£355m A63 upgrade will help to provide opportunities for local businesses in Hull
The £355 million upgrade of Hull’s ‘main entrance’ will provide opportunities for local businesses.
Highways England will today (Thursday, June 18) receive the formal Development Consent Order for the huge A63 Castle Street project.
The complete transformation of Mytongate junction is the focal point of the massive scheme, and the agency is now working with contractor Balfour Beatty and Hull City Council to ensure economic benefit in the build, as well as the result.
And it is a familiar location for senior project manager James Leeming – who spent two years as a traffic consultant with Hull City Council two decades ago – while unusual in nature for Highways England.
Mr Leeming, who is also the Yorkshire and Humber regional chair of the Chartered Institution of Highways & Transportation, said: “It is a really unique, challenging scheme. When you drive on the strategic network, most of the time you are nowhere near a city centre, on the likes of the M1 and A1. This project goes right through the middle of a city.
“The one thing everyone knows is that you cannot shut the A63 in the daytime. The city centre cannot cope with it. If we do need to close the road it will be night time and weekends. We are also working with the city council to get their network up to scratch before the main underpass work starts.
“For the first 18 months not many people will notice a difference, it will be isolated elements of improvement.”
Immediate work has seen the discharging of conditions in relation to the order, which comes into effect today.
“It will be split into two,” Mr Leeming said of the project he has been involved with for three years, with others many more before.
It was given financial backing in Chancellor Rishi Sunak’s first Budget back in March, with the consent from the Secretary of State for Transport, Grant Shapps, following late last month.
What lies beneath the area has been the initial focus, and that continues. “The first 18 months to two years will be the mobilisation period,” Mr Leeming said, with Trinity Burial Ground a key factor, but not the only city subterranean legacy. “We have careful exhumation and reburial work, the removal of pipes and KCom infrastructure, with a large sewer diversion, and lots of other pipes and cables that need to be moved to clear the way.
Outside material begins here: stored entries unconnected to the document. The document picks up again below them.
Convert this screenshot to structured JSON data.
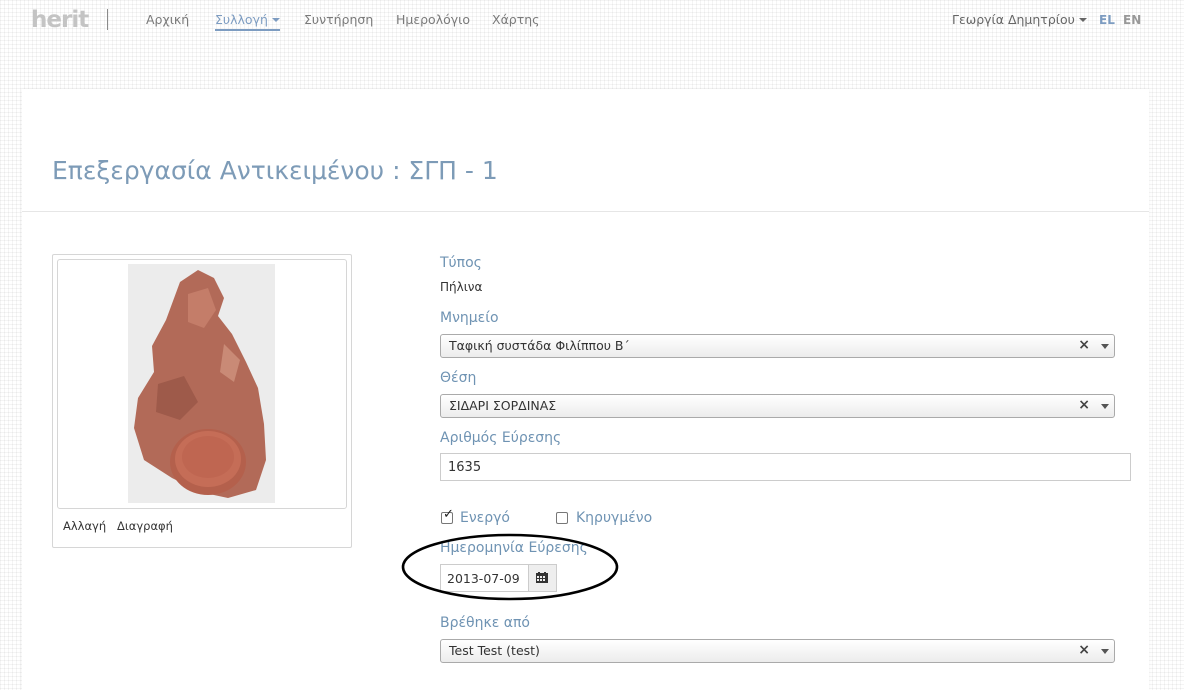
{
  "brand": {
    "logo_text": "herit"
  },
  "nav": {
    "items": [
      {
        "label": "Αρχική"
      },
      {
        "label": "Συλλογή"
      },
      {
        "label": "Συντήρηση"
      },
      {
        "label": "Ημερολόγιο"
      },
      {
        "label": "Χάρτης"
      }
    ],
    "active_item": "Συλλογή",
    "active_color": "#7d9cc1",
    "user_name": "Γεωργία Δημητρίου",
    "languages": [
      {
        "code": "EL",
        "active": true
      },
      {
        "code": "EN",
        "active": false
      }
    ]
  },
  "page": {
    "title": "Επεξεργασία Αντικειμένου : ΣΓΠ - 1"
  },
  "image_card": {
    "image_subject": "clay-artifact-photo",
    "change_label": "Αλλαγή",
    "delete_label": "Διαγραφή"
  },
  "form": {
    "type_label": "Τύπος",
    "type_value": "Πήλινα",
    "monument_label": "Μνημείο",
    "monument_value": "Ταφική συστάδα Φιλίππου Β΄",
    "location_label": "Θέση",
    "location_value": "ΣΙΔΑΡΙ ΣΟΡΔΙΝΑΣ",
    "find_number_label": "Αριθμός Εύρεσης",
    "find_number_value": "1635",
    "active_label": "Ενεργό",
    "active_checked": true,
    "declared_label": "Κηρυγμένο",
    "declared_checked": false,
    "find_date_label": "Ημερομηνία Εύρεσης",
    "find_date_value": "2013-07-09",
    "found_by_label": "Βρέθηκε από",
    "found_by_value": "Test Test (test)",
    "label_color": "#6f93b3"
  },
  "icons": {
    "calendar": "calendar-icon",
    "clear": "clear-x-icon",
    "dropdown": "dropdown-arrow-icon"
  }
}
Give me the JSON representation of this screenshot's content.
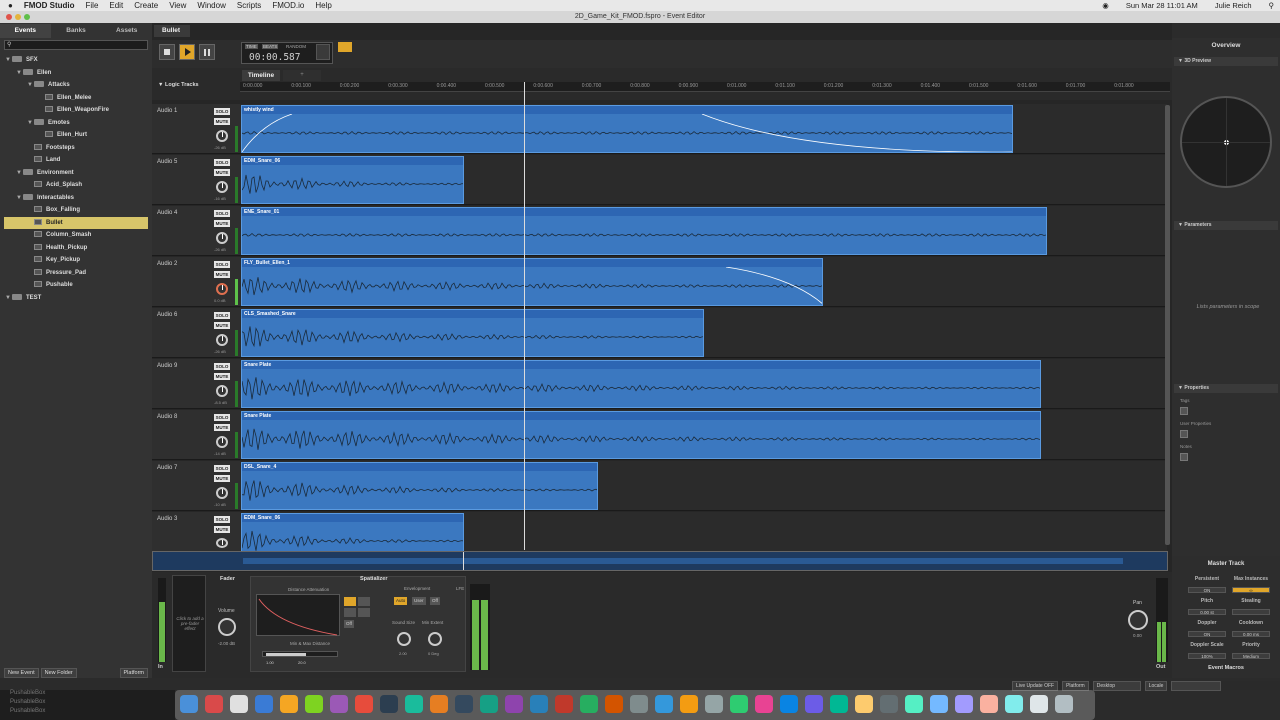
{
  "menubar": {
    "app": "FMOD Studio",
    "items": [
      "File",
      "Edit",
      "Create",
      "View",
      "Window",
      "Scripts",
      "FMOD.io",
      "Help"
    ],
    "clock": "Sun Mar 28  11:01 AM",
    "user": "Julie Reich"
  },
  "window": {
    "title": "2D_Game_Kit_FMOD.fspro - Event Editor"
  },
  "left": {
    "tabs": [
      "Events",
      "Banks",
      "Assets"
    ],
    "tree": [
      {
        "label": "SFX",
        "depth": 0,
        "type": "folder"
      },
      {
        "label": "Ellen",
        "depth": 1,
        "type": "folder"
      },
      {
        "label": "Attacks",
        "depth": 2,
        "type": "folder"
      },
      {
        "label": "Ellen_Melee",
        "depth": 3,
        "type": "event"
      },
      {
        "label": "Ellen_WeaponFire",
        "depth": 3,
        "type": "event"
      },
      {
        "label": "Emotes",
        "depth": 2,
        "type": "folder"
      },
      {
        "label": "Ellen_Hurt",
        "depth": 3,
        "type": "event"
      },
      {
        "label": "Footsteps",
        "depth": 2,
        "type": "event"
      },
      {
        "label": "Land",
        "depth": 2,
        "type": "event"
      },
      {
        "label": "Environment",
        "depth": 1,
        "type": "folder"
      },
      {
        "label": "Acid_Splash",
        "depth": 2,
        "type": "event"
      },
      {
        "label": "Interactables",
        "depth": 1,
        "type": "folder"
      },
      {
        "label": "Box_Falling",
        "depth": 2,
        "type": "event"
      },
      {
        "label": "Bullet",
        "depth": 2,
        "type": "event",
        "selected": true
      },
      {
        "label": "Column_Smash",
        "depth": 2,
        "type": "event"
      },
      {
        "label": "Health_Pickup",
        "depth": 2,
        "type": "event"
      },
      {
        "label": "Key_Pickup",
        "depth": 2,
        "type": "event"
      },
      {
        "label": "Pressure_Pad",
        "depth": 2,
        "type": "event"
      },
      {
        "label": "Pushable",
        "depth": 2,
        "type": "event"
      },
      {
        "label": "TEST",
        "depth": 0,
        "type": "folder"
      }
    ],
    "new_event": "New Event",
    "new_folder": "New Folder",
    "platform": "Platform"
  },
  "editor": {
    "event_tab": "Bullet",
    "time_modes": [
      "TIME",
      "BEATS"
    ],
    "time_random": "RANDOM",
    "time": "00:00.587",
    "logic_tracks": "Logic Tracks",
    "timeline_tab": "Timeline",
    "ruler": [
      "0:00.000",
      "0:00.100",
      "0:00.200",
      "0:00.300",
      "0:00.400",
      "0:00.500",
      "0:00.600",
      "0:00.700",
      "0:00.800",
      "0:00.900",
      "0:01.000",
      "0:01.100",
      "0:01.200",
      "0:01.300",
      "0:01.400",
      "0:01.500",
      "0:01.600",
      "0:01.700",
      "0:01.800"
    ],
    "tracks": [
      {
        "name": "Audio 1",
        "db": "-26 dB",
        "clip": "whistly wind"
      },
      {
        "name": "Audio 5",
        "db": "-16 dB",
        "clip": "EDM_Snare_06"
      },
      {
        "name": "Audio 4",
        "db": "-26 dB",
        "clip": "ENE_Snare_01"
      },
      {
        "name": "Audio 2",
        "db": "0.0 dB",
        "clip": "FLY_Bullet_Ellen_1"
      },
      {
        "name": "Audio 6",
        "db": "-26 dB",
        "clip": "CLS_Smashed_Snare"
      },
      {
        "name": "Audio 9",
        "db": "-8.5 dB",
        "clip": "Snare Plate"
      },
      {
        "name": "Audio 8",
        "db": "-14 dB",
        "clip": "Snare Plate"
      },
      {
        "name": "Audio 7",
        "db": "-10 dB",
        "clip": "DSL_Snare_4"
      },
      {
        "name": "Audio 3",
        "db": "",
        "clip": "EDM_Snare_06"
      }
    ],
    "solo": "SOLO",
    "mute": "MUTE"
  },
  "deck": {
    "fader": "Fader",
    "pre_fader_hint": "Click to add a pre-fader effect",
    "volume": "Volume",
    "volume_value": "-2.00 dB",
    "spatializer": "Spatializer",
    "distance_attenuation": "Distance Attenuation",
    "envelopment": "Envelopment",
    "env_options": [
      "Auto",
      "User",
      "Off"
    ],
    "off": "Off",
    "sound_size": "Sound Size",
    "sound_size_val": "2.00",
    "min_extent": "Min Extent",
    "min_extent_val": "0 Deg",
    "min_max_distance": "Min & Max Distance",
    "min_val": "1.00",
    "max_val": "20.0",
    "lfe": "LFE",
    "in": "In",
    "out": "Out",
    "pan": "Pan",
    "pan_val": "0.00"
  },
  "right": {
    "overview": "Overview",
    "preview_3d": "3D Preview",
    "parameters": "Parameters",
    "params_hint": "Lists parameters in scope",
    "properties": "Properties",
    "tags": "Tags",
    "user_properties": "User Properties",
    "notes": "Notes"
  },
  "master": {
    "title": "Master Track",
    "persistent": "Persistent",
    "max_instances": "Max Instances",
    "persistent_val": "ON",
    "max_val": "∞",
    "pitch": "Pitch",
    "stealing": "Stealing",
    "pitch_val": "0.00 st",
    "doppler": "Doppler",
    "cooldown": "Cooldown",
    "doppler_val": "ON",
    "cooldown_val": "0.00 ms",
    "doppler_scale": "Doppler Scale",
    "priority": "Priority",
    "doppler_scale_val": "100%",
    "priority_val": "Medium",
    "macros": "Event Macros"
  },
  "status": {
    "live_update": "Live Update OFF",
    "platform": "Platform",
    "platform_val": "Desktop",
    "locale": "Locale"
  },
  "desktop": {
    "files": [
      "PushableBox",
      "PushableBox",
      "PushableBox"
    ]
  }
}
“There will be a lot of accommodation works, access roads, and the closure of roads in Old Town.
“We are nearing completion on the bridge now, then there’s another bridge at Porter Street, for full cycle and pedestrian use again.
“Then it comes to the underpass. It will involve the creation of a huge bathtub in the city centre, and people will have to divert to cross. We will have to make sure signage is very clear, and as resilient as possible. A scheme of this nature, one of the most important jobs is to make sure all activity goes to plan. We don’t want people stuck in queues, we want people to have the right information ahead of travel.”
The main underpass work will be late 2021 or new year 2022 “if we get a good wind”.
“There are lots of unknowns in a city centre,” he said. “We have exhumed a number of bodies, but until you start digging you just don’t know. Plans are in place and it is a really interesting part of the project. It is exciting for the people of Hull – it has been a long time coming.”
Peaking at about 200 workers, Mr Leeming told how Balfour Beatty is the delivery partner, but that there will be a core Highways England team on site and a “big supply chain”.
On the contractor community, he said: “We are working very closely with Balfour Beatty to get local firms involved, there will be plenty of opportunities.
“There will also be lots of people coming into Hull, staying over in Hull,aiding the local economy for five years.”
And of his earlier time in the city as a traffic signalling consultant, having been brought up in Huddersfield and now based in Wakefield, he said: “I spent a lot of time driving round the city, and I’m pretty sure I did a survey on Mytongate junction – it is strange how things go round in a full circle.
“We’re all really excited, and while we’re working at home now, it will be great to get out to site in the next few weeks and see how we progress.”